Bitcoin’s worst selloff since December 2020 is dealing a certain hard blow to the largest fund tracking the crypto.
The $29.4 billion Grayscale Bitcoin Trust (ticker GBTC) has declined around 20% thus far this week, almost double the drop in the world’s biggest crypto.
Consequently, GBTC closed more than 14% below the value of its underlying holdings on Wednesday, a record discount, as per data compiled by Bloomberg.
The dislocation has increased in spite of Grayscale Investment LLC parent Digital Currency Group Inc.’s plans to buy up to $250 million worth of GBTC shares.
The GBTC free-fall pinpoints the magnitude to which the most recent leg of the retail-driven cryptocurrency craze is cooling. The trust has consistently traded at a premium to its net asset value since launching, with shareholders willing to pay up to 1 BTC as it rockets higher.
But given that GBTC does not allow redemptions, implying that trust shares can only be created, not destroyed like in traditional funds, the number of shares outstanding has spiked to a record 692 million.
Given that Bitcoin’s price is now stalling, that has created a supply and demand imbalance as authorized investors in the trust look to offload their shares in the secondary market.
“GBTC has a fixed supply and acts like a leveraged play on Bitcoin,” Bloomberg Intelligence analyst James Seyffart said.
“As price goes down, sentiment goes down, GBTC is going to fall further than Bitcoin. The same thing happens on the way up.”
The biggest crypto dropped for a fifth day on Thursday to a two-week low, its longest decline period since December.

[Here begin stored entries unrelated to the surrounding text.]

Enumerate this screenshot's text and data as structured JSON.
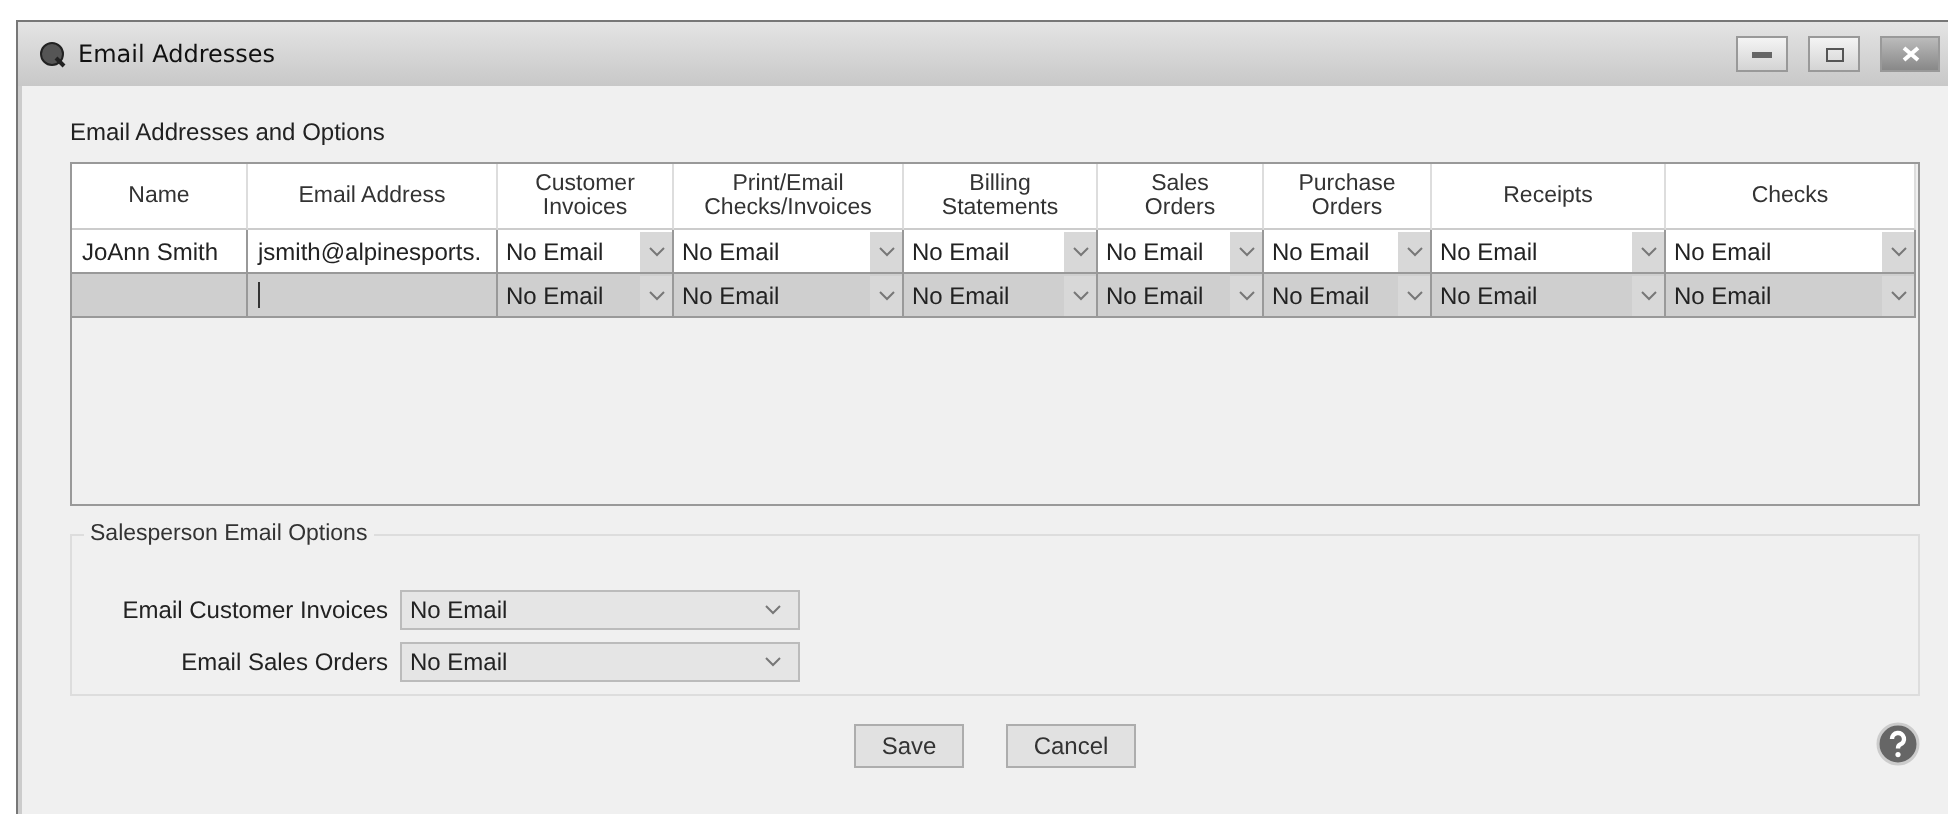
{
  "window": {
    "title": "Email Addresses"
  },
  "grid": {
    "title": "Email Addresses and Options",
    "columns": [
      "Name",
      "Email Address",
      "Customer Invoices",
      "Print/Email Checks/Invoices",
      "Billing Statements",
      "Sales Orders",
      "Purchase Orders",
      "Receipts",
      "Checks"
    ],
    "rows": [
      {
        "selected": false,
        "name": "JoAnn Smith",
        "email": "jsmith@alpinesports.",
        "options": [
          "No Email",
          "No Email",
          "No Email",
          "No Email",
          "No Email",
          "No Email",
          "No Email"
        ]
      },
      {
        "selected": true,
        "editing": true,
        "options": [
          "No Email",
          "No Email",
          "No Email",
          "No Email",
          "No Email",
          "No Email",
          "No Email"
        ]
      }
    ]
  },
  "salesperson": {
    "title": "Salesperson Email Options",
    "fields": [
      {
        "label": "Email Customer Invoices",
        "value": "No Email"
      },
      {
        "label": "Email Sales Orders",
        "value": "No Email"
      }
    ]
  },
  "buttons": [
    "Save",
    "Cancel"
  ]
}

Demand for cryptocurrency has dropped amid rising signs that retail traders are retreating from markets, with everything from call options volume to GameStop Inc. shares to the mega-popular Ark Innovation exchange-traded (ticker ARKK) fund faltering.
On top of individual investors retreating, demand from firms may be slowing with the launch of multiple Bitcoin ETFs in Canada. Whereas U.S regulators have yet to authorize the framework, established issuers like Fidelity Investments have drawn plans.
“The addition of ETFs in Canada likely pulled away some capital from GBTC,” Seyffart said. “Mainly institutional money, because most retail can’t easily buy a Canadian ETF.”